In Hamburg werden derzeit die Weichen für ein bundesweit einzigartiges und beispielgebendes Projekt zur Förderung von Geflüchteten mit Studienberechtigung gestellt: Die Einrichtung eines Integrationskollegs am Europa-Kolleg Hamburg, das in Kooperation mit der Universität Hamburg und der Behörde für Arbeit, Soziales und Integration der Stadt Hamburg umgesetzt wird. In dem Integrationskolleg sollen Geflüchtete die Möglichkeit finden, gemeinsam zu wohnen, zu arbeiten, zu lernen und sich gemeinsam zu entwickeln. Das Projekt soll nicht nur den Weg in ein reguläres Studium eröffnen, sondern – je nach Motivation und Qualifikation – die Geflüchteten auch in ein duales Studium oder direkt in eine Berufstätigkeit führen.

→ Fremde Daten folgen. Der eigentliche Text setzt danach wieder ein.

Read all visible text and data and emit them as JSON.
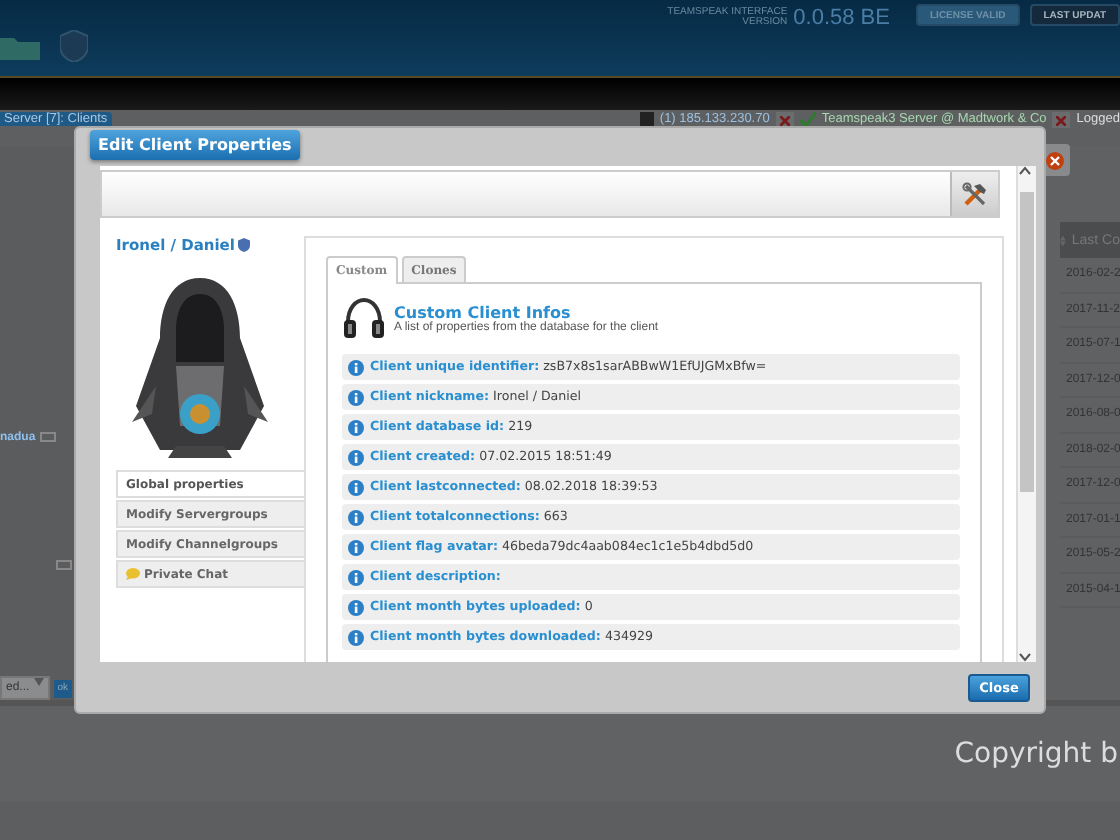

Zur Vorbereitung des Integrationskollegs und Feststellung der konkreten Bedarfe wurde am 16. Mai 2018 eine "Zukunftswerkstatt" durchgeführt. Insgesamt nahmen ca. 60 Geflüchtete teil, die sich mit Themenfeldern wie "Recht", "Wohnen", "Finanzen", "Frauen/Kinderbetreuung" oder "Psychologische Hilfe" auseinandersetzten und Lösungsvorschläge erarbeiteten. Die Auswertung der erhaltenen Ergebnisse soll Grundlage der weiteren Bearbeitung und Umsetzung des Projektes werden.

Das Projekt wurde durch eine Anschubfinanzierung aus Mitteln des Offenen Integrationsfonds gefördert.